Time and again claims have been made by the state government and
top BMC officials that they are doing as much as they can to get the agency rid
of the malaise, but much of it has not got beyond a mere lip service. The
seriousness of their efforts was laid bare recently when a RTI reply showed
that the agency did not initiated any action against as many as 27 officials
who were found to be involved in corruption cases between 2005 and February,
2016 but rather reinstated some of them. It is on record that every year a
large number of BMC officials are trapped and arrested for demanding and
accepting bribes. A news report published today says that just in the past one
year, the state ACB has arrested 20 people working for or associated with the
civic body for graft charges.
It is not just about the BMC, the fact is it’s just one of the
symbols, and governments world over are struggling to find a way out to get rid
of corruption in local governance in their respective countries.
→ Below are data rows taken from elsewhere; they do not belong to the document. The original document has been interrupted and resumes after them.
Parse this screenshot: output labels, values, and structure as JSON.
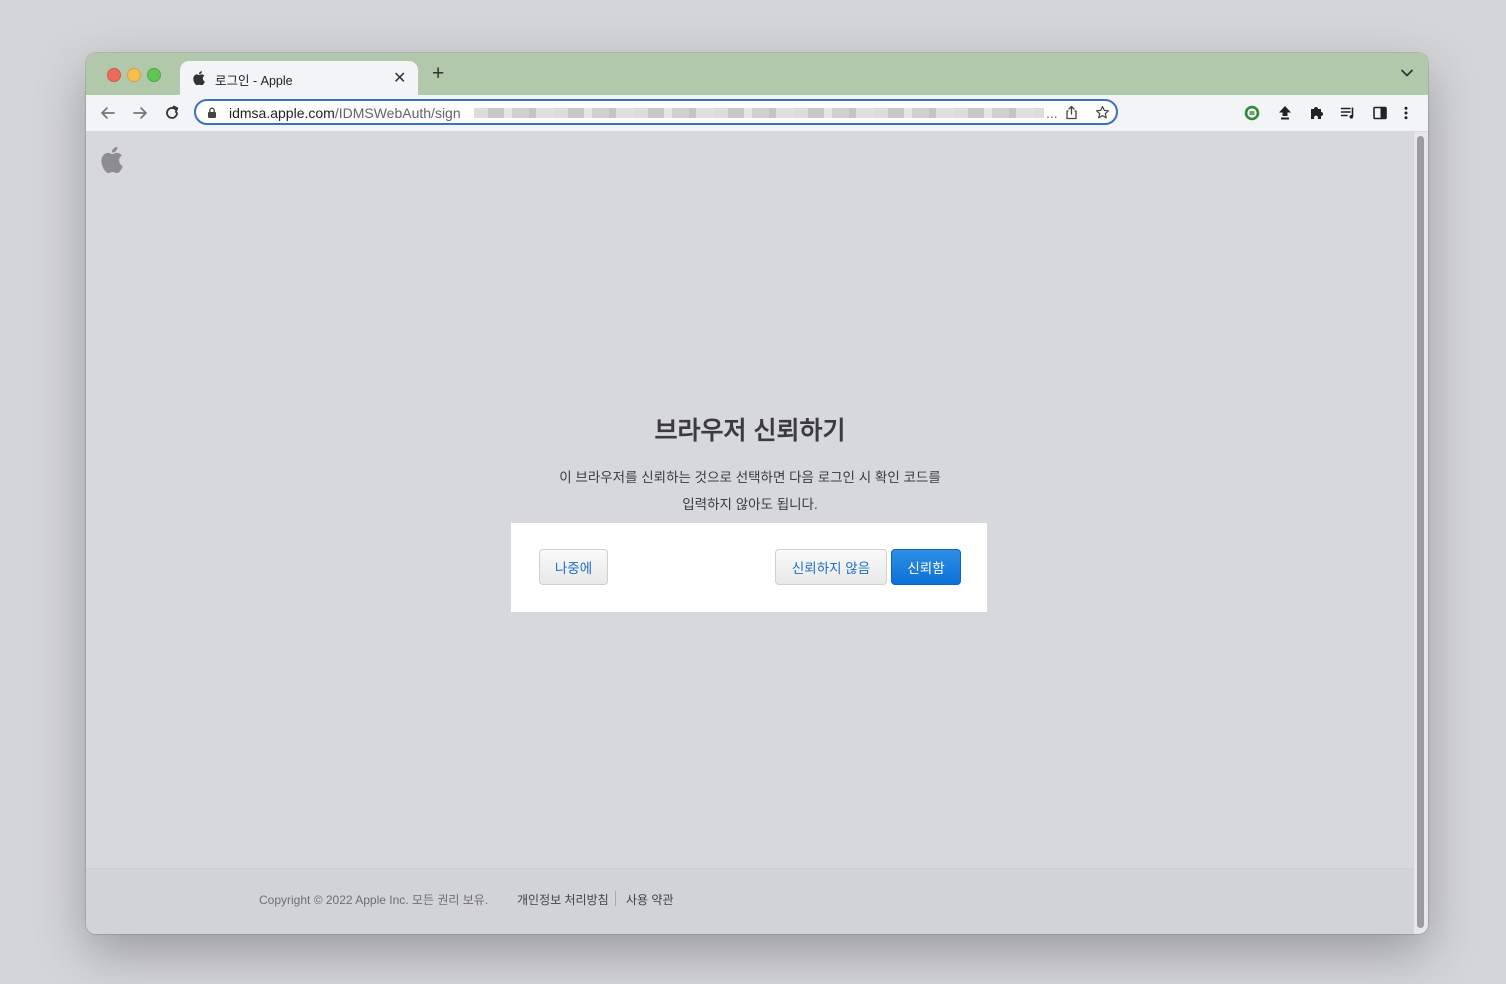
{
  "browser": {
    "tab": {
      "title": "로그인 - Apple"
    },
    "address_bar": {
      "host": "idmsa.apple.com",
      "path": "/IDMSWebAuth/sign",
      "ellipsis": "..."
    }
  },
  "page": {
    "title": "브라우저 신뢰하기",
    "description_line1": "이 브라우저를 신뢰하는 것으로 선택하면 다음 로그인 시 확인 코드를",
    "description_line2": "입력하지 않아도 됩니다.",
    "buttons": {
      "later": "나중에",
      "dont_trust": "신뢰하지 않음",
      "trust": "신뢰함"
    }
  },
  "footer": {
    "copyright": "Copyright © 2022 Apple Inc. 모든 권리 보유.",
    "privacy": "개인정보 처리방침",
    "terms": "사용 약관"
  },
  "colors": {
    "tabstrip": "#b1c8aa",
    "accent": "#0d70d6",
    "link": "#1c6fc7"
  }
}
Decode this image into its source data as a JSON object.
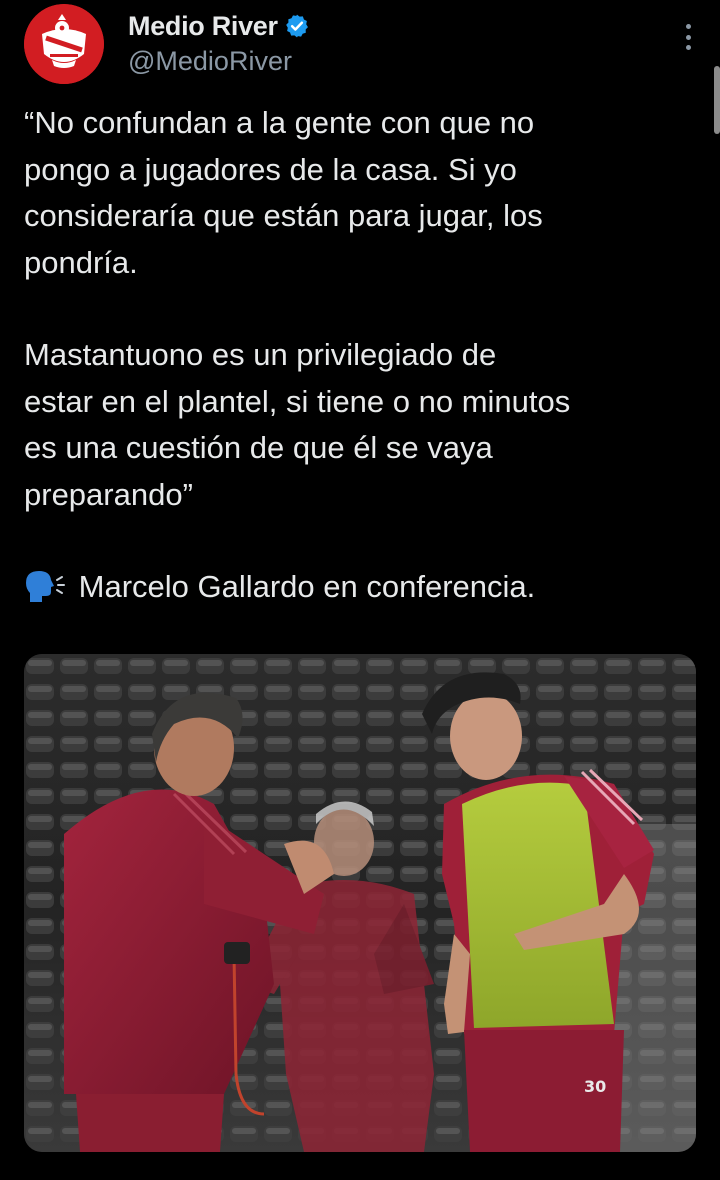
{
  "author": {
    "display_name": "Medio River",
    "handle": "@MedioRiver",
    "verified": true
  },
  "tweet": {
    "paragraph_1": [
      "“No confundan a la gente con que no",
      "pongo a jugadores de la casa. Si yo",
      "consideraría que están para jugar, los",
      "pondría."
    ],
    "paragraph_2": [
      "Mastantuono es un privilegiado de",
      "estar en el plantel, si tiene o no minutos",
      "es una cuestión de que él se vaya",
      "preparando”"
    ],
    "attribution_emoji": "speaking-head-icon",
    "attribution": "Marcelo Gallardo en conferencia."
  },
  "media": {
    "description_icon": "photo",
    "shirt_number": "30"
  },
  "colors": {
    "background": "#000000",
    "text": "#e7e9ea",
    "secondary_text": "#8b98a5",
    "verified": "#1d9bf0",
    "avatar_red": "#d21d22"
  }
}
Take a name,
Africa, Latin America, Asia, even European countries - almost all of them are
struggling to cope with the graft affliction in their local governance. Forget
treatment, in reality with time scams are becoming larger, the corruption money
is growing exponentially from quite a few lacs to now in hundreds of crores.
The question also is that why it is so challenging to the extent
of nearly impossible to get BMC rid of the corruption cancer? Let’s take it one
by one:
- Size: Is one of the largest local governments in the Asian
continent with more than 1.2 crore population under its wings. With more
officials, it is harder to keep tabs on each one and establish a decent
administration and to monitor their activities.
- Politics: BMC has an established political culture with
politicians brazenly known to influencing plum postings with the most lucrative
departments being Building Proposal Department, Slum Rehabilitation and Road
Construction. Attempts to rein in the corrupt officials have stumbled due to
political interference and had to be abandoned.
- Transparency: While of late rules have been tweaked to ensure greater
transparency but not much has changed. In 2010 CM Prithviraj Chavan said
"The BMC lacks transparency”.
- Accountability: There’s no proper and established mechanism to fix
responsibility. For eg. engineers intentionally delay sanctioning projects to
pressure builders to pay up.
So, what is the solution? No one will disagree to the fact that
Mumbai with all its manifestations still remains the singular super-tall symbol
of a rising aspirational India. The Maximum City accounts major portion of India's
foreign trade and government revenue, from being one of the foremost centers of
education, science and technological research and advancement. The soft power
of its cinema industry has mesmerized millions world over and has helped in
nation’s global outreach. And therefore leaving its local governance into
status-quo mode does not bode well for the future of the city.
The fact is in days to come we will see more steady devolution of
powers from the centre down to the municipal level. From health, education to
social welfare and commercial licensing, municipal agencies are now playing a
far greater role in devising and delivering key public services to the last
mile.
First and foremost a strong political will to change things
coupled with transparency and active citizen participation is a need of the
hour. A proper auditing and monitoring must be ensured to achieve
accountability and transparency. And lastly, a size as humongous as the BMC is
not conducive to counter corruption. The smaller, the better governance.